Special thanks are due to A Tél for the completion of the experimental setup and for carrying out the sensor-related measurement, and to B Tél for producing the screenshots used in this paper. The author thanks Z Neufeld and M Gruiz for numerical simulations, M Vincze for contributing to video recordings and providing useful suggestions on how to present the probabilistic aspects, T Weidinger for calling the author's attention to webpage [10], I Bajkó for her participation in the selection of the questions in the quizzes, and F Urban for technical assistance in developing the webpages. The advices of K Guseva on structuring the material, and of A Teiermayer, B Tél and M Vincze concerning phrasing are also acknowledged. Constructive suggestions of an anonymous reviewer to consolidate the text are highly appreciated.

The project is funded by the Content Pedagogy Research Program of the Hungarian Academy of Sciences, and by the NKFIH Office under Grant K-125171.

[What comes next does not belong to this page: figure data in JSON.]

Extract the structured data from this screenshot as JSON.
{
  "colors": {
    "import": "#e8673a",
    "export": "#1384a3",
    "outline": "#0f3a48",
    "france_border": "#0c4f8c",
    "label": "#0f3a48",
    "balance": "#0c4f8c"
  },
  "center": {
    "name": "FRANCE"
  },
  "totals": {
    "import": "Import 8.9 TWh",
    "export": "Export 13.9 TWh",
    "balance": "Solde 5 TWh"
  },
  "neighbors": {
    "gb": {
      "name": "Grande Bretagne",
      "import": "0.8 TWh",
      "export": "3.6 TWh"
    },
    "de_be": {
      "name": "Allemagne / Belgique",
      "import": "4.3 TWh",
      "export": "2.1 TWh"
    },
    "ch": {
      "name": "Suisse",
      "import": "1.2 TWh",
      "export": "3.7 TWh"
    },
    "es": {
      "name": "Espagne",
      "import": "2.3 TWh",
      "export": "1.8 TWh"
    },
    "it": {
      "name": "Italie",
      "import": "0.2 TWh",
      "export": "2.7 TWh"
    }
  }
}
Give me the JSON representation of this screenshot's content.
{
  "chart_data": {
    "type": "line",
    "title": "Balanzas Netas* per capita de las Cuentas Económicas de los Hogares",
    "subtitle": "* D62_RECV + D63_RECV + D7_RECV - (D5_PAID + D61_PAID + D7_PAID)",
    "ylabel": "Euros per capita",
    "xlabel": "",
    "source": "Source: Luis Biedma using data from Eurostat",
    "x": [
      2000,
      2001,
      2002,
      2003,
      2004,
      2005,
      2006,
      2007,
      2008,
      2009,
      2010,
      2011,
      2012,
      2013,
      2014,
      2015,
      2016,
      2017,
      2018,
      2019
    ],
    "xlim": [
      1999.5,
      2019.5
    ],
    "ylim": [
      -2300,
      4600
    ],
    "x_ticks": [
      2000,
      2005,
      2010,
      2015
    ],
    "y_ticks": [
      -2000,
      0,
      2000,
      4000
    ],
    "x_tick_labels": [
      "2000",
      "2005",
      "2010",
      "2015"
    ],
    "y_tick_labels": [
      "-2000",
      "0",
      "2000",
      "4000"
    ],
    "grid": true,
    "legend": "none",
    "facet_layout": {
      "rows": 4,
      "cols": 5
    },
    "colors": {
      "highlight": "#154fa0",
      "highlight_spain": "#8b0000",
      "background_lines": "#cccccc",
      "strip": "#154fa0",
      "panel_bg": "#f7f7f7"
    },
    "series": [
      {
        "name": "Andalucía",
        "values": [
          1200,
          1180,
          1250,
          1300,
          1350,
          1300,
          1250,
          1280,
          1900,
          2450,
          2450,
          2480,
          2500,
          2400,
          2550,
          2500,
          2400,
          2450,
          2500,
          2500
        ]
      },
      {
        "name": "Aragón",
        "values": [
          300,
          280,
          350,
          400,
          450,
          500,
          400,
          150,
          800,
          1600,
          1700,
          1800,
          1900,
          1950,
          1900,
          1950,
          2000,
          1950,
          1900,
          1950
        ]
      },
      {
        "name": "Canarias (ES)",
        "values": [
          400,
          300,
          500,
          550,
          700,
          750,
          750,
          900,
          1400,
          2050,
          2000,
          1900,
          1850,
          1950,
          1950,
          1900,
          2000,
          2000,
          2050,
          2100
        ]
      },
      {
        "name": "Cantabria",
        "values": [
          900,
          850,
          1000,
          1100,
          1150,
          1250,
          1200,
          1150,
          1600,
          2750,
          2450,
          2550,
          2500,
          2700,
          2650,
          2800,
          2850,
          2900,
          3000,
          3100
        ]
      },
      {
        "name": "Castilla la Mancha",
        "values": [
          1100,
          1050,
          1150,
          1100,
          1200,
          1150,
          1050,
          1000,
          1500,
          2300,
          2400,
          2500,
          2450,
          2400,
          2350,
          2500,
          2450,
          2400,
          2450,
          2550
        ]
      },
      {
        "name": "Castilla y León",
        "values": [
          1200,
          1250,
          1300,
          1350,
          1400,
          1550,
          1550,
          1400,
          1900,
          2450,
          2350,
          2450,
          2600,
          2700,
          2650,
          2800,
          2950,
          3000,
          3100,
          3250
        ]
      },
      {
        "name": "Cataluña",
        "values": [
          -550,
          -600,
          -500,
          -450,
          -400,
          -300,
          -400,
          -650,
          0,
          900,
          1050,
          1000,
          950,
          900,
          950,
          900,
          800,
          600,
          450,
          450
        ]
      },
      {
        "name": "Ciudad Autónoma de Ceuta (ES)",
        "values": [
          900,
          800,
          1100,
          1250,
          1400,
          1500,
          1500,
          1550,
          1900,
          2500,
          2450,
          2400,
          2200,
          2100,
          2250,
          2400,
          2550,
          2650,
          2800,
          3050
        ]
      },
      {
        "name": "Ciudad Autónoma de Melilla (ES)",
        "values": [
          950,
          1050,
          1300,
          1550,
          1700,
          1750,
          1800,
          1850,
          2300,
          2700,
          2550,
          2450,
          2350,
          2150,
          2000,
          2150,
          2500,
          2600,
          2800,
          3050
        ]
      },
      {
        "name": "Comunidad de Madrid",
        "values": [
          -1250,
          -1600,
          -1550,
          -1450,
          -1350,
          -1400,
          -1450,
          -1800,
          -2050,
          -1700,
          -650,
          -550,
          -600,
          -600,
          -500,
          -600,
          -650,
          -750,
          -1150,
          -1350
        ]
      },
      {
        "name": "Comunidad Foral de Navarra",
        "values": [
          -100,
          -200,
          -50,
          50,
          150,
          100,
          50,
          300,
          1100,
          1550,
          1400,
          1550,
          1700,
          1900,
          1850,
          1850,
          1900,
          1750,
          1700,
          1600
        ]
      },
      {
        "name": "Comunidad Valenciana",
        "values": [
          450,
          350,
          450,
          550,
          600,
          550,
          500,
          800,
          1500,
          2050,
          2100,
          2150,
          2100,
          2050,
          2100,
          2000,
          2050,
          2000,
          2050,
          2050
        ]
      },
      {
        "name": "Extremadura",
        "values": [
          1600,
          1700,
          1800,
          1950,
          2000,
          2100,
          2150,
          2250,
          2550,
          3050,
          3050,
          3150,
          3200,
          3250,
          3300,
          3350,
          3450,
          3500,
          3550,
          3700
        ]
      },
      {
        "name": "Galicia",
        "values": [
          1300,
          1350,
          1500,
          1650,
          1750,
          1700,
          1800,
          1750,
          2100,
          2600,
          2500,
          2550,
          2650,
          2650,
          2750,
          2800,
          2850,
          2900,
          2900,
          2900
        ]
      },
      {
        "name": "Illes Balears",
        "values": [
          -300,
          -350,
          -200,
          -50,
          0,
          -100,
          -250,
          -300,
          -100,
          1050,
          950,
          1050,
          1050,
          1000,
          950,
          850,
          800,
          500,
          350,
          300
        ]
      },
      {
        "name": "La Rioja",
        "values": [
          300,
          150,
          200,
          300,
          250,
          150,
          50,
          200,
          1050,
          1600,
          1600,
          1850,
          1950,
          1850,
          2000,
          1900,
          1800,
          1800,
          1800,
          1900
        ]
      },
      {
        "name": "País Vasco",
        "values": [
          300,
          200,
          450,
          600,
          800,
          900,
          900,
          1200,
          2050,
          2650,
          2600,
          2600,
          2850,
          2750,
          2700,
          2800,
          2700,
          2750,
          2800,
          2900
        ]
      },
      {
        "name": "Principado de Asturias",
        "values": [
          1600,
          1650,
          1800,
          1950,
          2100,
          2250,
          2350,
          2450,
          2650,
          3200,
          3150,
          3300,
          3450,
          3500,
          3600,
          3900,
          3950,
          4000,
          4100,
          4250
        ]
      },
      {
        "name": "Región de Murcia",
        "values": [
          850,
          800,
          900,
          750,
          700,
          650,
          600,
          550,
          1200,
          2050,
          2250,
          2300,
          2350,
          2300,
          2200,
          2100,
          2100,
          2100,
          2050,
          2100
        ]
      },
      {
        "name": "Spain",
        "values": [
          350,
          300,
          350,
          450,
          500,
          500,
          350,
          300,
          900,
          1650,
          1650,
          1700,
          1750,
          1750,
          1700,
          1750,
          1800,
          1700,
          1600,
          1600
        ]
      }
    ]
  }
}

Data availability statement

The data that support the findings of this study are openly available at the following URL/DOI: http://theorphys.elte.hu/fiztan/chaos/.

Footnotes

  • 1  

    Where a continuous energy injection compensates dissipation, in the long run at least.

  • 2  

    In particular, most of the popular fractal examples (like e.g. Sierpinski gasket, Koch curve, tree-like structures [7]) have nothing to do with chaos since the invertible character of the equations of motion restricts the fractal types occurring in chaos physics, and Cantor filaments remain the only major option [8].

  • 3  

    Regular motions are also fully predictable in terms of probabilities but their distributions are rather trivial: single peaks.

Biographies

Tamas Tel

Tamas Tel has been active in chaos-related research since 1982. In the last 25 years, he regularly offered special courses on chaos for trainee teachers and PhD students. The material of these was published in [8]. He is head of the MTA-ELTE Physics Education Research Group (2016-2021).